Capturing the truth
Lu Guang documented the soot and sorrow of modern China - and then he was arrested
Ugly reality hangs heavy over many of Lu Guang’s photos. Exhaust stacks belch into a darkened sky. A pastoral horizon bristles with mining trucks. A gaunt six-year-old lies on the floor, dead from AIDS.
For nearly four decades, Mr. Lu trained his camera on the soot and sorrows of modern China, a view of the country its censors commonly excise from the country’s press. But Mr. Lu’s images travelled the world, earning him photography’s highest honours, including three World Press Photo awards.

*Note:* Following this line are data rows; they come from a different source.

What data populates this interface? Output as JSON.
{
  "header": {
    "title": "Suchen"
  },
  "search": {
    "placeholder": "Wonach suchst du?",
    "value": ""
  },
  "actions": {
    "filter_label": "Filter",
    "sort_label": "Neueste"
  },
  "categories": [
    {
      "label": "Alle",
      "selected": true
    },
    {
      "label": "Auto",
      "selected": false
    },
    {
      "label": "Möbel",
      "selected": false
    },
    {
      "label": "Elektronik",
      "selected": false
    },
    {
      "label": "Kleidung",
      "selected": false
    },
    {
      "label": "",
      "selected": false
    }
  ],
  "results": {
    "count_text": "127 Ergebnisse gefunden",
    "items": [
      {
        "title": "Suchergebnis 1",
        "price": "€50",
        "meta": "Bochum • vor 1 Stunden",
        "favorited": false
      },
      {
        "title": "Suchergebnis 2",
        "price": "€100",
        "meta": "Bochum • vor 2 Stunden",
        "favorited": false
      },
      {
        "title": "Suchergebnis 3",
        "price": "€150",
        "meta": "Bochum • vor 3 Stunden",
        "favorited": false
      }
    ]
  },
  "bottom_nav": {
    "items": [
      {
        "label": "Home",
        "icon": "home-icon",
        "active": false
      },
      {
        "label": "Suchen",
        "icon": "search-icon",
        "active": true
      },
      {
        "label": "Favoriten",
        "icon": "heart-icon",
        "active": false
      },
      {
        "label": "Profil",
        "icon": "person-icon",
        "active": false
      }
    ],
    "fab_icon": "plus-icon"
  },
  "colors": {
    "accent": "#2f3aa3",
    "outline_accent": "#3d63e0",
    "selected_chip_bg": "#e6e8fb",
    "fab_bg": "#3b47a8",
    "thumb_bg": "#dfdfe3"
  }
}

But six months ago, Mr. Lu vanished in China’s western Xinjiang, where authorities conducting a years-long anti-radicalization campaign have transformed a region containing a sixth of the country’s landmass into a militarized zone with frequent check stops and a pervasive security presence. In early December, it was reported that police had arrested Mr. Lu.
In recent years, an estimated one million Xinjiang Muslims have been forced into centres for political indoctrination and vocational skills training. Mr. Lu had not, however, come to take photos of those prison-like centres, his photographic representatives believe. He had travelled to Xinjiang to conduct workshops.

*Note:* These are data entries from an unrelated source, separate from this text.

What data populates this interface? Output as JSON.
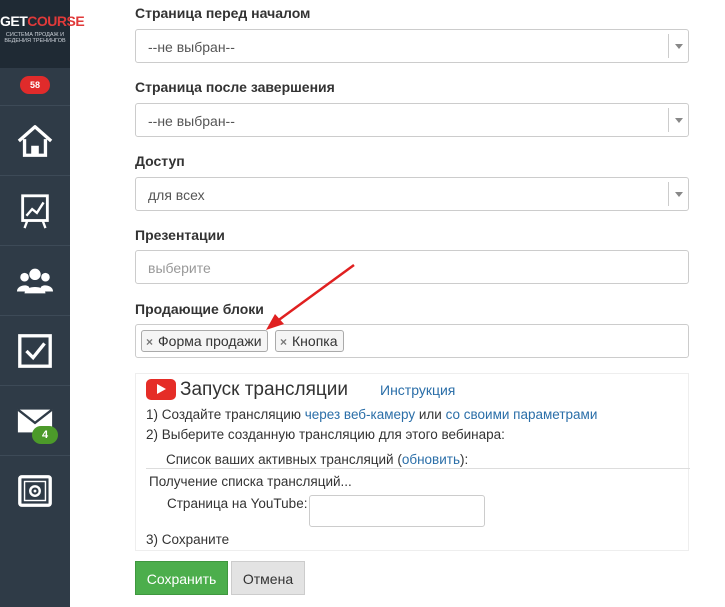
{
  "sidebar": {
    "logo": {
      "brand_get": "GET",
      "brand_course": "COURSE",
      "tagline": "СИСТЕМА ПРОДАЖ И ВЕДЕНИЯ ТРЕНИНГОВ"
    },
    "notifications_badge": "58",
    "items": [
      {
        "icon": "home-icon"
      },
      {
        "icon": "chart-board-icon"
      },
      {
        "icon": "users-icon"
      },
      {
        "icon": "checkbox-icon"
      },
      {
        "icon": "mail-icon",
        "badge": "4"
      },
      {
        "icon": "safe-icon"
      }
    ]
  },
  "form": {
    "page_before": {
      "label": "Страница перед началом",
      "value": "--не выбран--"
    },
    "page_after": {
      "label": "Страница после завершения",
      "value": "--не выбран--"
    },
    "access": {
      "label": "Доступ",
      "value": "для всех"
    },
    "presentations": {
      "label": "Презентации",
      "placeholder": "выберите"
    },
    "selling_blocks": {
      "label": "Продающие блоки",
      "tags": [
        "Форма продажи",
        "Кнопка"
      ],
      "remove_glyph": "×"
    }
  },
  "broadcast": {
    "title": "Запуск трансляции",
    "instruction_link": "Инструкция",
    "step1_prefix": "1) Создайте трансляцию ",
    "step1_link1": "через веб-камеру",
    "step1_mid": " или ",
    "step1_link2": "со своими параметрами",
    "step2": "2) Выберите созданную трансляцию для этого вебинара:",
    "active_prefix": "Список ваших активных трансляций (",
    "active_link": "обновить",
    "active_suffix": "):",
    "loading": "Получение списка трансляций...",
    "youtube_page_label": "Страница на YouTube:",
    "step3": "3) Сохраните"
  },
  "buttons": {
    "save": "Сохранить",
    "cancel": "Отмена"
  },
  "colors": {
    "sidebar": "#2f3b47",
    "save": "#4cae4c",
    "link": "#2a6ea8",
    "badge_red": "#e02b2b",
    "badge_green": "#4c9a2a",
    "arrow": "#e02020"
  }
}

Mr. Lu, who at the time of his arrest made his home in New York, is a former factory worker who has documented China’s stained environments and the ravaged bodies of its AIDS victims, many of whom contracted the disease through tainted blood.

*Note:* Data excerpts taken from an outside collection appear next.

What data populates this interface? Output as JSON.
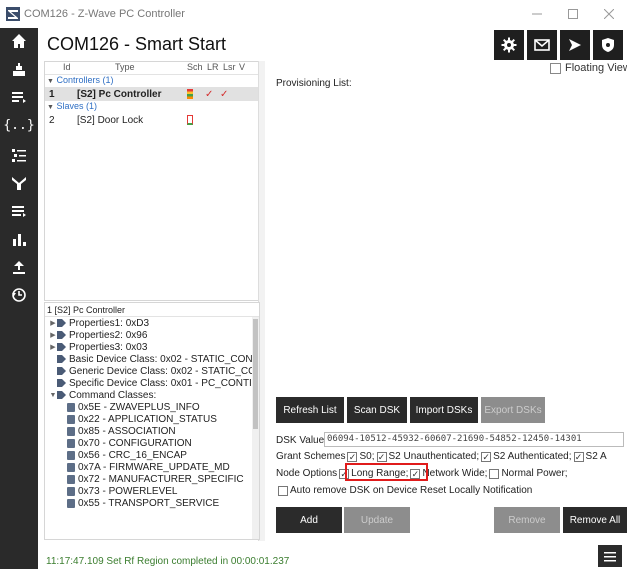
{
  "window": {
    "title": "COM126 - Z-Wave PC Controller",
    "icon": "app-logo-icon"
  },
  "nav": {
    "icons": [
      "home-icon",
      "network-icon",
      "list-icon",
      "braces-icon",
      "tree-list-icon",
      "antenna-icon",
      "sliders-list-icon",
      "bar-chart-icon",
      "upload-icon",
      "history-icon"
    ]
  },
  "header": {
    "title": "COM126 - Smart Start"
  },
  "grid": {
    "columns": [
      "Id",
      "Type",
      "Sch",
      "LR",
      "Lsr",
      "V"
    ],
    "controllers_label": "Controllers (1)",
    "slaves_label": "Slaves (1)",
    "rows": [
      {
        "id": "1",
        "type": "[S2] Pc Controller",
        "lr": "✓",
        "lsr": "✓"
      },
      {
        "id": "2",
        "type": "[S2] Door Lock",
        "lr": "",
        "lsr": ""
      }
    ]
  },
  "details": {
    "header": "1 [S2] Pc Controller",
    "items": [
      {
        "label": "Properties1: 0xD3",
        "level": 0,
        "kind": "collapsed"
      },
      {
        "label": "Properties2: 0x96",
        "level": 0,
        "kind": "collapsed"
      },
      {
        "label": "Properties3: 0x03",
        "level": 0,
        "kind": "collapsed"
      },
      {
        "label": "Basic Device Class: 0x02 - STATIC_CON",
        "level": 0,
        "kind": "leaf"
      },
      {
        "label": "Generic Device Class: 0x02 - STATIC_CC",
        "level": 0,
        "kind": "leaf"
      },
      {
        "label": "Specific Device Class: 0x01 - PC_CONTI",
        "level": 0,
        "kind": "leaf"
      },
      {
        "label": "Command Classes:",
        "level": 0,
        "kind": "expanded"
      },
      {
        "label": "0x5E - ZWAVEPLUS_INFO",
        "level": 1,
        "kind": "cc"
      },
      {
        "label": "0x22 - APPLICATION_STATUS",
        "level": 1,
        "kind": "cc"
      },
      {
        "label": "0x85 - ASSOCIATION",
        "level": 1,
        "kind": "cc"
      },
      {
        "label": "0x70 - CONFIGURATION",
        "level": 1,
        "kind": "cc"
      },
      {
        "label": "0x56 - CRC_16_ENCAP",
        "level": 1,
        "kind": "cc"
      },
      {
        "label": "0x7A - FIRMWARE_UPDATE_MD",
        "level": 1,
        "kind": "cc"
      },
      {
        "label": "0x72 - MANUFACTURER_SPECIFIC",
        "level": 1,
        "kind": "cc"
      },
      {
        "label": "0x73 - POWERLEVEL",
        "level": 1,
        "kind": "cc"
      },
      {
        "label": "0x55 - TRANSPORT_SERVICE",
        "level": 1,
        "kind": "cc"
      }
    ]
  },
  "panel": {
    "floating_label": "Floating View",
    "provisioning_label": "Provisioning List:",
    "buttons": {
      "refresh": "Refresh List",
      "scan": "Scan DSK",
      "import": "Import DSKs",
      "export": "Export DSKs",
      "add": "Add",
      "update": "Update",
      "remove": "Remove",
      "remove_all": "Remove All"
    },
    "dsk_label": "DSK Value",
    "dsk_value": "06094-10512-45932-60607-21690-54852-12450-14301",
    "grant_label": "Grant Schemes",
    "grant": {
      "s0": "S0;",
      "s2_unauth": "S2 Unauthenticated;",
      "s2_auth": "S2 Authenticated;",
      "s2_access": "S2 A"
    },
    "node_options_label": "Node Options",
    "options": {
      "long_range": "Long Range;",
      "network_wide": "Network Wide;",
      "normal_power": "Normal Power;"
    },
    "auto_remove": "Auto remove DSK on Device Reset Locally Notification"
  },
  "status": {
    "text": "11:17:47.109 Set Rf Region completed in 00:00:01.237"
  },
  "colors": {
    "nav_bg": "#2a2a2a",
    "button_bg": "#2b2b2b",
    "highlight": "#e01b1b",
    "status_text": "#3a7d2e"
  }
}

“What he does is rare and exceptional since he is sharing stories that matter with the world. His are stories you do not see very often done by Chinese photographers in this way,” said Lars Boering, managing director of the World Press Photo Foundation.
“He’s one of the very few photographers in China who is independent, who investigates and who digs deep,” said Robert Pledge, co-founder of picture agency Contact Press Images, and a friend of Mr. Lu. But China’s treatment of Muslims is “not his field. It’s not his area of knowledge or expertise,” Mr. Pledge said.
“Obviously something happened. We have no idea what. Maybe just looking at things or even taking a picture could be a source of problems. We don’t know.”
The most powerful man in Xinjiang, Communist Party secretary Chen Quanguo, was previously second in command of Henan province, in the midst of an AIDS crisis that activists called a “man-made catastrophe,” and which Mr. Lu’s photographs helped to expose. Did Mr. Chen bear a personal grudge against Mr. Lu?
“Until shown otherwise, I take this to mean that the application of law to independent journalists has become extremely arbitrary and capricious,” said Steven Butler, Asia program co-ordinator for the Committee to Protect Journalists.
Conditions in China for journalists have “been vicious for a long time, but this introduces a new degree of uncertainty. Just where is the red line? No one can know for sure,” Mr. Butler said.
China has jailed at least 47 journalists, and is ranked two steps above North Korea in the Reporters Without Borders World Press Freedom Index.
But conditions are particularly severe in Xinjiang. The Italian backers of Bitter Winter, a website that has published reports of repression against Chinese Muslims, say 22 contributors in the region were arrested in 2018. Only four were released. Another prominent Chinese photographer who works in Xinjiang hung up the phone when asked about Mr. Lu.
“China’s leadership, including President Xi Jinping, have made it crystal-clear that journalism should serve the goals of the Communist Party and reflect its views,” Mr. Butler said. “The state-controlled media reflect that clearly, and operating outside these institutions remains dangerous for Chinese citizens.”
As for Mr. Lu, “you need people like him,” Mr. Pledge said. He is a person whose work has brought issues “to the forefront, to get local or national authorities to act upon them –because he thinks it’s in the best interests of all in the long-term.”